BY: Victoria Heath
It’s 10 a.m., and you’ve been catching waves since sunrise. You lick the saltwater off your lips and rub your shoulder. It’s sore, but that’s just proof you’ve accomplished something. A week ago, you couldn’t even stand up on your board while it sat on the beach. Today, you’re riding waves like Jimmy Buffet.
Did he surf? You don’t know and you don’t care—because you surf. Last Friday you were sitting in a suffocating office listening to Sheryl talk about her cat’s first birthday party. By Saturday night, you had booked your flight to Costa Rica. Sure, your friends thought you were having a mid-life crisis at 28, but you needed a break.
You needed to recharge your mind, body and soul. You needed surf camp.
Now you’re chatting with your instructor (a Hemsworth look-a-like) during the day and salsa dancing with your bunkmates at night. Your skin constantly smells like a mix of cocoa butter and Aveno sunscreen. You’ve had sand in your hair since Monday, and all of your clothes stink of tequila and sweat. But you don’t care, because you needed this.
Surf Camp: The Vacation You Never Knew You Needed.
These camps started popping up in the 1990s mainly in Portugal, but now they’re in many countries, including Australia, Philippines, Costa Rica and even Morocco. (SurferToday has a great list to peruse.)
Most surf camps offer all-inclusive packages at various prices and levels, and campers usually stay anywhere from five days to eight weeks, either in private accommodations or shared rooms. Want to go solo? Cool, you can make friends from all over the world. Most campers are not only there to learn how to surf, but to also meet new people, travel and enjoy the local nightlife. Or maybe you’ve got a friend who also needs a break—bring them too.
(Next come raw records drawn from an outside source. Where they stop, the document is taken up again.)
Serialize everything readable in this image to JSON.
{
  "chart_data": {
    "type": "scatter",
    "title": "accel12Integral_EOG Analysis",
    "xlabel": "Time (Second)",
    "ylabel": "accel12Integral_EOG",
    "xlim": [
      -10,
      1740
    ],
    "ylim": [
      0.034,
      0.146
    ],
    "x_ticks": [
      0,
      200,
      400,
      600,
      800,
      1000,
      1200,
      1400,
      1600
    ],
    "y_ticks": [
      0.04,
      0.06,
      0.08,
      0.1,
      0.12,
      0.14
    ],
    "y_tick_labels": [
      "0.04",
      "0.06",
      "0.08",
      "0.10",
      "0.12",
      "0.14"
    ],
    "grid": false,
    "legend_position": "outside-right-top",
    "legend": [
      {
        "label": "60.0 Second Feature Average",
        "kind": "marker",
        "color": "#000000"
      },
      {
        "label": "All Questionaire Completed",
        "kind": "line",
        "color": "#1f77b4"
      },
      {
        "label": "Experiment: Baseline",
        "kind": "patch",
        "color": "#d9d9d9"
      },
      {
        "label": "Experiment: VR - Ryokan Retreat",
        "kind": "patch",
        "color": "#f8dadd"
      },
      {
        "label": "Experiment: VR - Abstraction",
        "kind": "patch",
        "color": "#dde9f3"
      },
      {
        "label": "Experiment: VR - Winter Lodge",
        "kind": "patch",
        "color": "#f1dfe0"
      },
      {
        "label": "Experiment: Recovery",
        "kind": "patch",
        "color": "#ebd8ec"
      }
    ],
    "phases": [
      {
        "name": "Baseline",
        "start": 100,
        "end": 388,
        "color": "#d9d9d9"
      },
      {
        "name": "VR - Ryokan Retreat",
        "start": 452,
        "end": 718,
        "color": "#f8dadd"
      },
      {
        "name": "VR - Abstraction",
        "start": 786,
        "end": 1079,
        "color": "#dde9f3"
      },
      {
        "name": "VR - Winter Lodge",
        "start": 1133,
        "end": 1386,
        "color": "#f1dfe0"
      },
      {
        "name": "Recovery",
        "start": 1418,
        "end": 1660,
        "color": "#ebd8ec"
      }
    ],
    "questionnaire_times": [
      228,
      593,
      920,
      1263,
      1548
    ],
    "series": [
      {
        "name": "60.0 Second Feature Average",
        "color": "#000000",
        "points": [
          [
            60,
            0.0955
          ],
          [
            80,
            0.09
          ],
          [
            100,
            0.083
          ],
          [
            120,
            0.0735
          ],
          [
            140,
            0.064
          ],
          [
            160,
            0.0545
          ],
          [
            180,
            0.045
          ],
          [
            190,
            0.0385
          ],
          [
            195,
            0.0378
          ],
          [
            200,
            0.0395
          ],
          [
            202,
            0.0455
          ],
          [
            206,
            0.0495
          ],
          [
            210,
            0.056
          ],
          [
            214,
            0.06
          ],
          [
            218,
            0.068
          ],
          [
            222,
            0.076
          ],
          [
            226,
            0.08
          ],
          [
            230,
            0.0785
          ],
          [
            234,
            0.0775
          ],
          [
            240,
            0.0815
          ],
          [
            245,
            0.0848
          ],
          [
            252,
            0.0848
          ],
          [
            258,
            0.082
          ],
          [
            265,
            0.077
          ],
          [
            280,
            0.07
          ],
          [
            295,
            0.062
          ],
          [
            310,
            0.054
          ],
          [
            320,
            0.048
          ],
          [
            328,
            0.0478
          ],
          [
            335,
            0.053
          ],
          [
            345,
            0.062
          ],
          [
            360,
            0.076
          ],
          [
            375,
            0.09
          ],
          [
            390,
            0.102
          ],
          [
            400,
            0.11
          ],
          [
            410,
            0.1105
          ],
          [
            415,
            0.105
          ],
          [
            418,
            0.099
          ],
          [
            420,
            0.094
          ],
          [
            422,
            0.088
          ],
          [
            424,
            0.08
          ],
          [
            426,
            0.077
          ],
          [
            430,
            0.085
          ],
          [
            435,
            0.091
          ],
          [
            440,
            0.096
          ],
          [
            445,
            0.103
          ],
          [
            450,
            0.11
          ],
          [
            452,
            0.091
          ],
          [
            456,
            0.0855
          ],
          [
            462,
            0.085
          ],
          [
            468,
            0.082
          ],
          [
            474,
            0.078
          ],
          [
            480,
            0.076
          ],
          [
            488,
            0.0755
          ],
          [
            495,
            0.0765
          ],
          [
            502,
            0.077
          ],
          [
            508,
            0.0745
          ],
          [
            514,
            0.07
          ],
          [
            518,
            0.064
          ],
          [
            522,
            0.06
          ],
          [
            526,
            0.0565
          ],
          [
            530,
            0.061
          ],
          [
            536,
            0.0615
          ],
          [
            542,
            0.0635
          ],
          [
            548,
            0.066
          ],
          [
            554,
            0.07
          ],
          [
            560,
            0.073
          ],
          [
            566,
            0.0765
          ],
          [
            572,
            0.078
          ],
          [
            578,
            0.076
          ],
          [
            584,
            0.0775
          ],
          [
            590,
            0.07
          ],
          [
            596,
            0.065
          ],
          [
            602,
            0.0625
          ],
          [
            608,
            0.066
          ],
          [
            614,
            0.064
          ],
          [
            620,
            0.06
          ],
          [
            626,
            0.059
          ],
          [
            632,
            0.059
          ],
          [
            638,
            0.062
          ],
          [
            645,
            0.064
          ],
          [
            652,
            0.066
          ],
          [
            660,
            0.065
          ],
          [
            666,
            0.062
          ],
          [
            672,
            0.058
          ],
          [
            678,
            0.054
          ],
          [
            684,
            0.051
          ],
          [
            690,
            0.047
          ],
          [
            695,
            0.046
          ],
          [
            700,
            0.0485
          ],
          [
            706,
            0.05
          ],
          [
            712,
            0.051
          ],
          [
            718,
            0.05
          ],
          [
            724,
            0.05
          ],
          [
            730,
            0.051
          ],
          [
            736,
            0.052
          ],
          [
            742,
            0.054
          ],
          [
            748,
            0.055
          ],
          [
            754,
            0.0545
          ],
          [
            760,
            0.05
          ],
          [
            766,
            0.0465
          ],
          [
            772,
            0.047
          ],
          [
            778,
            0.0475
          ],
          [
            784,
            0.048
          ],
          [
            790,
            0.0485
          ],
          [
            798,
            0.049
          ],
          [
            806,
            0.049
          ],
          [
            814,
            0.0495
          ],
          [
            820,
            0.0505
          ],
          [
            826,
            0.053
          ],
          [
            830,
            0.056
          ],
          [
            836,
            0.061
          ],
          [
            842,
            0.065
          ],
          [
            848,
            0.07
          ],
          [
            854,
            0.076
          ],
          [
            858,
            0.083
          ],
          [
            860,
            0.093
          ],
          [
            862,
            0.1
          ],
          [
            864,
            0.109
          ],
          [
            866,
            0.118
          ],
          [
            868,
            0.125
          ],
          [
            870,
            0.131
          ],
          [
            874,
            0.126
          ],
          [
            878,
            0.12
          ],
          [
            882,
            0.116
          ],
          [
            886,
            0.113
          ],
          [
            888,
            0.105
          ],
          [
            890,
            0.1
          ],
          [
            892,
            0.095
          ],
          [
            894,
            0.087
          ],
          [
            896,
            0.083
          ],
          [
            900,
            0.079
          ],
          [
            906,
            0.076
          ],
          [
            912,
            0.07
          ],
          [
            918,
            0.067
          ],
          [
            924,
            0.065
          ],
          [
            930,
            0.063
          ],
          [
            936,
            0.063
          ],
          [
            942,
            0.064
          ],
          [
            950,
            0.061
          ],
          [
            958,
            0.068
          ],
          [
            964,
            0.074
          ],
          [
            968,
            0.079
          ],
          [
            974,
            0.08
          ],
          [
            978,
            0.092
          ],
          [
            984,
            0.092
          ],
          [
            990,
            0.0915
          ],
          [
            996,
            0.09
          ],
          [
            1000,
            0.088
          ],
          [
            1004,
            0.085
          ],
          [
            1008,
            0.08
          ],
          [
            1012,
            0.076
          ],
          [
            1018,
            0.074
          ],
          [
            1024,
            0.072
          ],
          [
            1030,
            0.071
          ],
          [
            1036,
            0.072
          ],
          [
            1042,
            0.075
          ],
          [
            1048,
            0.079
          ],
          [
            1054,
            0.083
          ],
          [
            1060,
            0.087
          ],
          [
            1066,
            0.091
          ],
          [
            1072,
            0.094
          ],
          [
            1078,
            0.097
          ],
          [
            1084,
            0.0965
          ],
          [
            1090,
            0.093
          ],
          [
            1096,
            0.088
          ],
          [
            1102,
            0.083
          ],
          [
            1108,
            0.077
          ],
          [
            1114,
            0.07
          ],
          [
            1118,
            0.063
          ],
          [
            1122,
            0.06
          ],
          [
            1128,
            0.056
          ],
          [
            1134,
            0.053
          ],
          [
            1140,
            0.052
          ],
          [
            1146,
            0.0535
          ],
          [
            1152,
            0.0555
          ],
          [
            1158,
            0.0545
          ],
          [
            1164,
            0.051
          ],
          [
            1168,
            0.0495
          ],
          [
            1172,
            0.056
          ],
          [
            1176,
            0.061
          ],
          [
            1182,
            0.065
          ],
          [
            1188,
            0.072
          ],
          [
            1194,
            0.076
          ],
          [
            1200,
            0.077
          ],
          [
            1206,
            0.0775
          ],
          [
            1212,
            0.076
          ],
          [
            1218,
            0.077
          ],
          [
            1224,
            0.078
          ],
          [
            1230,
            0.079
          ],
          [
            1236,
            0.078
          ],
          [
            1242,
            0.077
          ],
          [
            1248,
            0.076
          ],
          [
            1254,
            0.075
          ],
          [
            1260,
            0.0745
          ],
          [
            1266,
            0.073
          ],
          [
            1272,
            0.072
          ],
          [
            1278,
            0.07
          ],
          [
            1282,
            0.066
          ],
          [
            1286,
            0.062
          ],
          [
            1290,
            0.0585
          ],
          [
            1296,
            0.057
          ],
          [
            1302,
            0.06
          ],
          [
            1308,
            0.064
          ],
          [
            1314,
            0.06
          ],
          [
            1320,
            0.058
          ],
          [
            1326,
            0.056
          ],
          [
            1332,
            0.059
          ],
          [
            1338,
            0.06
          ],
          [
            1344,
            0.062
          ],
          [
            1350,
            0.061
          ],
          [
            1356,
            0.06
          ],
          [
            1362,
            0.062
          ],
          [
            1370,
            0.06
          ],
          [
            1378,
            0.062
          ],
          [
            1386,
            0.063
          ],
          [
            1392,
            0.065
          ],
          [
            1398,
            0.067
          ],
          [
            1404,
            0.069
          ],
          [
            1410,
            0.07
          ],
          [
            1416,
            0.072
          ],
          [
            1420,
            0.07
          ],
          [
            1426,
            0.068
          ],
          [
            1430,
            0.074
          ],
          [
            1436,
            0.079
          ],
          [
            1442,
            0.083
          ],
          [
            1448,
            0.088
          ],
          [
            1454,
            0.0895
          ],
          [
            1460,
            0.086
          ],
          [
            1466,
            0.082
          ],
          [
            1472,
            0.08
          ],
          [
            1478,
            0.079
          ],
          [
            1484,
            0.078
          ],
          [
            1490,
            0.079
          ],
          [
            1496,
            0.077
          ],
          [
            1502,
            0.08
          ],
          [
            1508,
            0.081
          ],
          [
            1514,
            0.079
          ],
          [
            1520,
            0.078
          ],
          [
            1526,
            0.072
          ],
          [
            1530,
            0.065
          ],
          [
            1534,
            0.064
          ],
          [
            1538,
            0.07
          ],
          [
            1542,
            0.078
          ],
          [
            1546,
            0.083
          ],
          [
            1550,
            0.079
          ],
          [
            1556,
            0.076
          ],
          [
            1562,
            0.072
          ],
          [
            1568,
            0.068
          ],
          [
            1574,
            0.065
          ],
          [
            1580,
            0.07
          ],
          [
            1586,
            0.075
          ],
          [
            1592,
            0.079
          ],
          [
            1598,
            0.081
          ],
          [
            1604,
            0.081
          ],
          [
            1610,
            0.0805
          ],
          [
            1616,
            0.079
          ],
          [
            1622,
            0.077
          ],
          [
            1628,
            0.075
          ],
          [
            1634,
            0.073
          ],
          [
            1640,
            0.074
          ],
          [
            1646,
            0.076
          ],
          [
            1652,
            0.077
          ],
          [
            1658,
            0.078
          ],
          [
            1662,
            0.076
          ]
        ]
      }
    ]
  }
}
Of course, there are some things to keep in mind before you make an impromptu decision. Dominical Waverider suggests potential campers ensure that the surfing instructors are certified. You don’t want to learn how to surf from an instructor who doesn’t know first aid. It’s also important to consider how much one-on-one time you want during lessons. So find out the student-to-teacher ratio. Probably most important, however, is learning what the surf spots are like. If you’re a beginner, surfing on the Banzai Pipeline in Hawaii, one of the most dangerous spots in the world, isn’t your best bet. One of the more popular spots for beginners is Costa Rica’s Shaka Beach Retreat. Check it out here.
Ultimately, surf camp isn’t just a vacation. It’s a unique chance to accomplish something while having the time of your life. You’ll return recharged and discover with a new passion.
Like the legendary surfer Kelly Slater once said, “It’s like the mafia. Once you’re in—you’re in. There’s no getting out.”